= Fatima Marouan =

Moroccan politician and physician

Fatima Marouan, also Fatema Marouane, (born 1952) is a Moroccan physician, business executive and politician. From 2002 to 2005, she headed the Endocrinology and Metabolic Diseases unit of the Ibn Rochd University Hospital in Casablanca. More recently, under the government of Prime Minister Abdelilah Benkirane, from October 2013 to April 2017 she has served as Minister of Crafts and Social Economy as a member of the National Rally of Independents.

==Biography==
Born in 1952 in Benslimane to the east of Casablanca, Fatima Maroun studied medicine at the University of Lyon. She became a professor and researcher in Casablanca University's Department of Medicine and Pharmacy. Specializing in endocrinology and nutritional disorders, she headed the Department of Endocrinology, Diabetology and Nutrition at the Ibn Rochd Hospital in Casablanca. Maroun is a member of the Moroccan commission on combating diabetes. She went on to head Smedian (Société marocaine d’endocrinologie, diabétologie et nutrition). Fatima Marouan has contributed to several scientific publications.

On the political front, as a member of the National Rally of Independents party, she took part in the development of health and education plans.
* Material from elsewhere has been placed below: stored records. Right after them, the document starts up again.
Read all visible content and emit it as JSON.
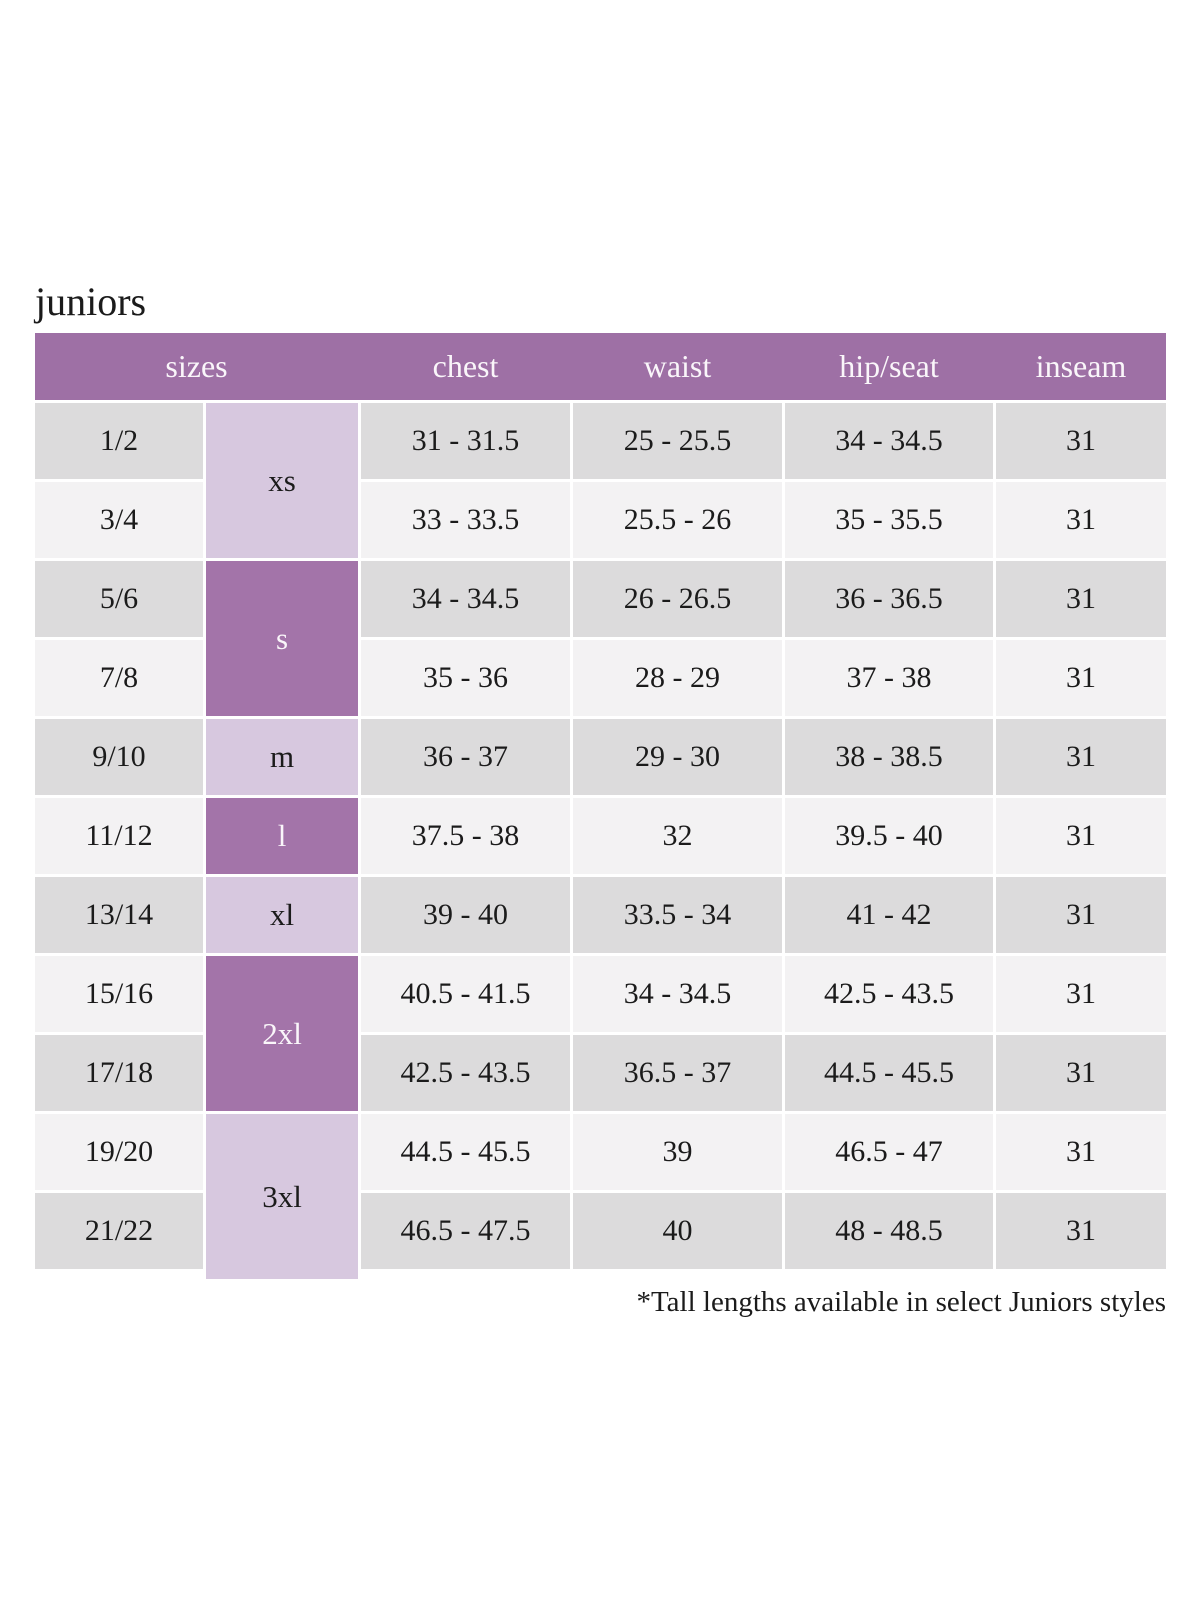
{
  "page": {
    "title": "juniors",
    "footnote": "*Tall lengths available in select Juniors styles"
  },
  "table": {
    "headers": [
      "sizes",
      "chest",
      "waist",
      "hip/seat",
      "inseam"
    ],
    "size_groups": [
      {
        "label": "xs",
        "rows": 2,
        "shade": "light"
      },
      {
        "label": "s",
        "rows": 2,
        "shade": "dark"
      },
      {
        "label": "m",
        "rows": 1,
        "shade": "light"
      },
      {
        "label": "l",
        "rows": 1,
        "shade": "dark"
      },
      {
        "label": "xl",
        "rows": 1,
        "shade": "light"
      },
      {
        "label": "2xl",
        "rows": 2,
        "shade": "dark"
      },
      {
        "label": "3xl",
        "rows": 2,
        "shade": "light"
      }
    ],
    "rows": [
      {
        "size": "1/2",
        "chest": "31 - 31.5",
        "waist": "25 - 25.5",
        "hip_seat": "34 - 34.5",
        "inseam": "31"
      },
      {
        "size": "3/4",
        "chest": "33 - 33.5",
        "waist": "25.5 - 26",
        "hip_seat": "35 - 35.5",
        "inseam": "31"
      },
      {
        "size": "5/6",
        "chest": "34 - 34.5",
        "waist": "26 - 26.5",
        "hip_seat": "36 - 36.5",
        "inseam": "31"
      },
      {
        "size": "7/8",
        "chest": "35 - 36",
        "waist": "28 - 29",
        "hip_seat": "37 - 38",
        "inseam": "31"
      },
      {
        "size": "9/10",
        "chest": "36 - 37",
        "waist": "29 - 30",
        "hip_seat": "38 - 38.5",
        "inseam": "31"
      },
      {
        "size": "11/12",
        "chest": "37.5 - 38",
        "waist": "32",
        "hip_seat": "39.5 - 40",
        "inseam": "31"
      },
      {
        "size": "13/14",
        "chest": "39 - 40",
        "waist": "33.5 - 34",
        "hip_seat": "41 - 42",
        "inseam": "31"
      },
      {
        "size": "15/16",
        "chest": "40.5 - 41.5",
        "waist": "34 - 34.5",
        "hip_seat": "42.5 - 43.5",
        "inseam": "31"
      },
      {
        "size": "17/18",
        "chest": "42.5 - 43.5",
        "waist": "36.5 - 37",
        "hip_seat": "44.5 - 45.5",
        "inseam": "31"
      },
      {
        "size": "19/20",
        "chest": "44.5 - 45.5",
        "waist": "39",
        "hip_seat": "46.5 - 47",
        "inseam": "31"
      },
      {
        "size": "21/22",
        "chest": "46.5 - 47.5",
        "waist": "40",
        "hip_seat": "48 - 48.5",
        "inseam": "31"
      }
    ],
    "colors": {
      "header_bg": "#9e70a5",
      "size_dark_bg": "#a374a9",
      "size_light_bg": "#d7c8df",
      "row_dark_bg": "#dcdbdc",
      "row_light_bg": "#f3f2f3",
      "header_text": "#faf6fa",
      "cell_text": "#1b1b1b"
    }
  }
}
From October 2013 to April 2017, she served as Minister of Crafts and Social Economy (ministre de l’Artisanat, de l’économie sociale et solidaire).

Maroun is also a board member of the Casablanca Chicago Sister Cities Association. She is trilingual, speaking Arabic, French and English. A member of the scientific board of Destination Santé S.A.S, she has also worked for Casablanca's California Cardiology Clinic.

Fatima Maroun is married and has two children.